Abstract
Background: Telehealth initiatives have bloomed around the globe, but their integration and diffusion remain
challenging because of the complex issues they raise. Available evidence around telehealth usually deals with its expected
effects and benefits, but its unintended consequences (UCs) and influencing factors are little documented. This study
aims to explore, describe and analyze multidimensional UCs that have been associated with the use of telehealth.
Methods: We performed a secondary analysis of the evaluations of 10 telehealth projects conducted over a 22-year
period in the province of Quebec (Canada). All material was subjected to a qualitative thematic-pragmatic content
analysis with triangulation of methodologies and data sources. We used the conceptual model of the UCs of health
information technologies proposed by Bloomrosen et al to structure our analysis.
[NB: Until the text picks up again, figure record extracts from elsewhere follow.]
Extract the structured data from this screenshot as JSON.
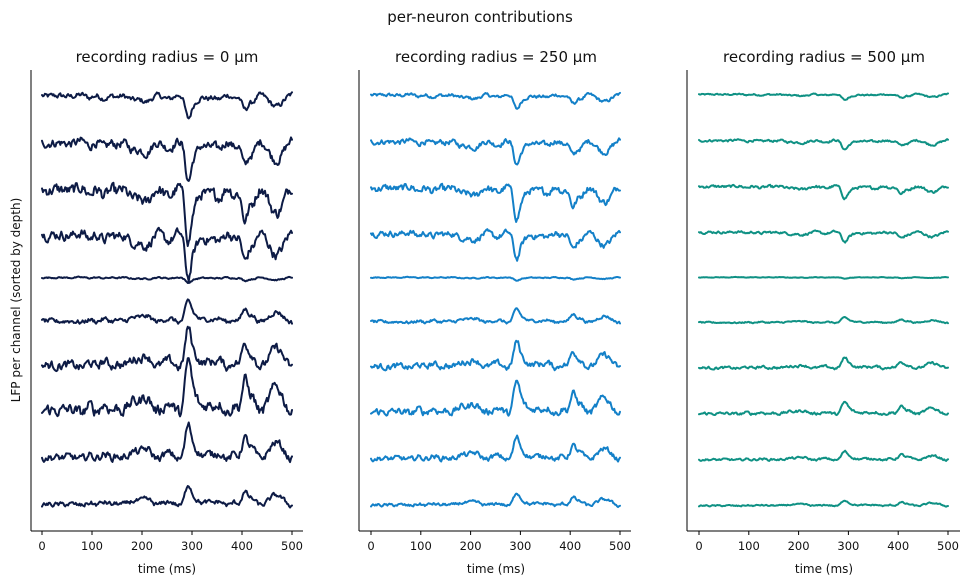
{
  "figure": {
    "suptitle": "per-neuron contributions",
    "ylabel": "LFP per channel (sorted by depth)"
  },
  "chart_data": [
    {
      "type": "line",
      "title": "recording radius = 0 µm",
      "xlabel": "time (ms)",
      "xlim": [
        0,
        500
      ],
      "xticks": [
        0,
        100,
        200,
        300,
        400,
        500
      ],
      "xtick_labels": [
        "0",
        "100",
        "200",
        "300",
        "400",
        "500"
      ],
      "channels": 10,
      "trace_amplitudes": [
        -0.9,
        -1.5,
        -2.0,
        -1.7,
        -0.2,
        0.8,
        1.5,
        2.0,
        1.3,
        0.8
      ],
      "color": "#0d1b45"
    },
    {
      "type": "line",
      "title": "recording radius = 250 µm",
      "xlabel": "time (ms)",
      "xlim": [
        0,
        500
      ],
      "xticks": [
        0,
        100,
        200,
        300,
        400,
        500
      ],
      "xtick_labels": [
        "0",
        "100",
        "200",
        "300",
        "400",
        "500"
      ],
      "channels": 10,
      "trace_amplitudes": [
        -0.55,
        -0.9,
        -1.2,
        -1.0,
        -0.12,
        0.5,
        1.0,
        1.2,
        0.85,
        0.5
      ],
      "color": "#1380c8"
    },
    {
      "type": "line",
      "title": "recording radius = 500 µm",
      "xlabel": "time (ms)",
      "xlim": [
        0,
        500
      ],
      "xticks": [
        0,
        100,
        200,
        300,
        400,
        500
      ],
      "xtick_labels": [
        "0",
        "100",
        "200",
        "300",
        "400",
        "500"
      ],
      "channels": 10,
      "trace_amplitudes": [
        -0.22,
        -0.35,
        -0.45,
        -0.38,
        -0.05,
        0.2,
        0.4,
        0.45,
        0.33,
        0.22
      ],
      "color": "#0f9184"
    }
  ]
}
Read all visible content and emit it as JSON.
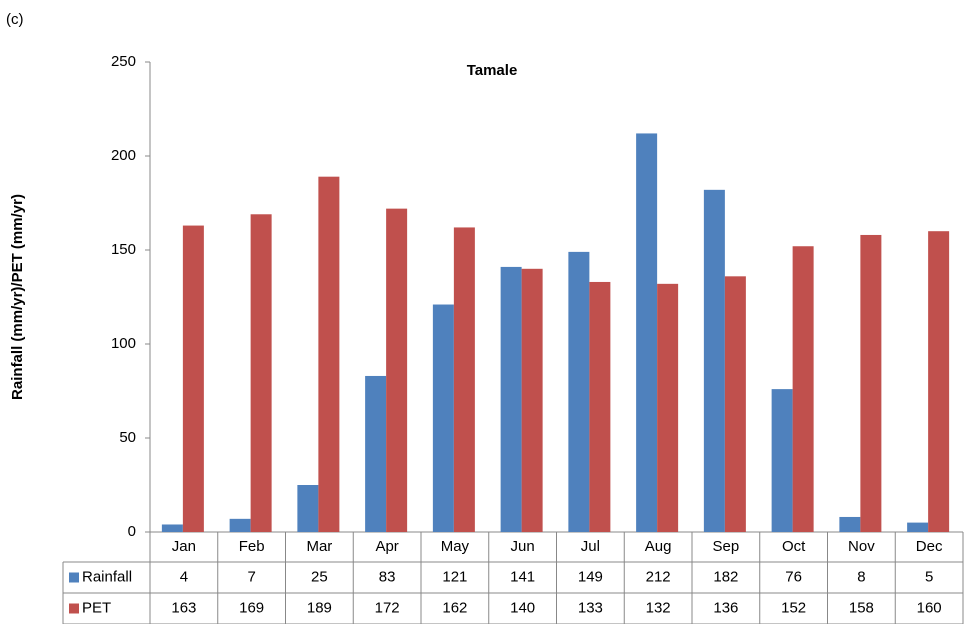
{
  "chart_data": {
    "type": "bar",
    "panel_label": "(c)",
    "title": "Tamale",
    "y_label": "Rainfall (mm/yr)/PET (mm/yr)",
    "categories": [
      "Jan",
      "Feb",
      "Mar",
      "Apr",
      "May",
      "Jun",
      "Jul",
      "Aug",
      "Sep",
      "Oct",
      "Nov",
      "Dec"
    ],
    "series": [
      {
        "name": "Rainfall",
        "color": "#4f81bd",
        "values": [
          4,
          7,
          25,
          83,
          121,
          141,
          149,
          212,
          182,
          76,
          8,
          5
        ]
      },
      {
        "name": "PET",
        "color": "#c0504d",
        "values": [
          163,
          169,
          189,
          172,
          162,
          140,
          133,
          132,
          136,
          152,
          158,
          160
        ]
      }
    ],
    "ylim": [
      0,
      250
    ],
    "yticks": [
      0,
      50,
      100,
      150,
      200,
      250
    ],
    "grid": false
  }
}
Results: Four major findings emerged from our analysis. First, telehealth utilization requires many adjustments, changes
and negotiations often underestimated in the planning and initial phases of the projects. Second, telehealth may result
in the emergence of new services corridors that disturb existing ones and involve several adjustments for organizations,
such as additional investments and resources, but also the risk of fragmentation of services and the need to balance
between standardization of practices and local innovation. Third, telehealth may accentuate power relations between
stakeholders. Fourth, it may lead to significant changes in the responsibilities of each actor in the supply chain of
services. Finally, current legislative and regulatory frameworks appear ill-adapted to many of the new realities brought
by telehealth.
Conclusion: This study provides a first attempt for an overview of the UCs associated with the use of telehealth.
Future research-evaluation studies should be more sensitive to the multidimensional and interdependent factors that
influence telehealth implementation and utilization as well as its impacts, intended or unintended, at all levels. Thus, a
consideration of potential UCs should inform telehealth projects, from their planning until their scaling-up.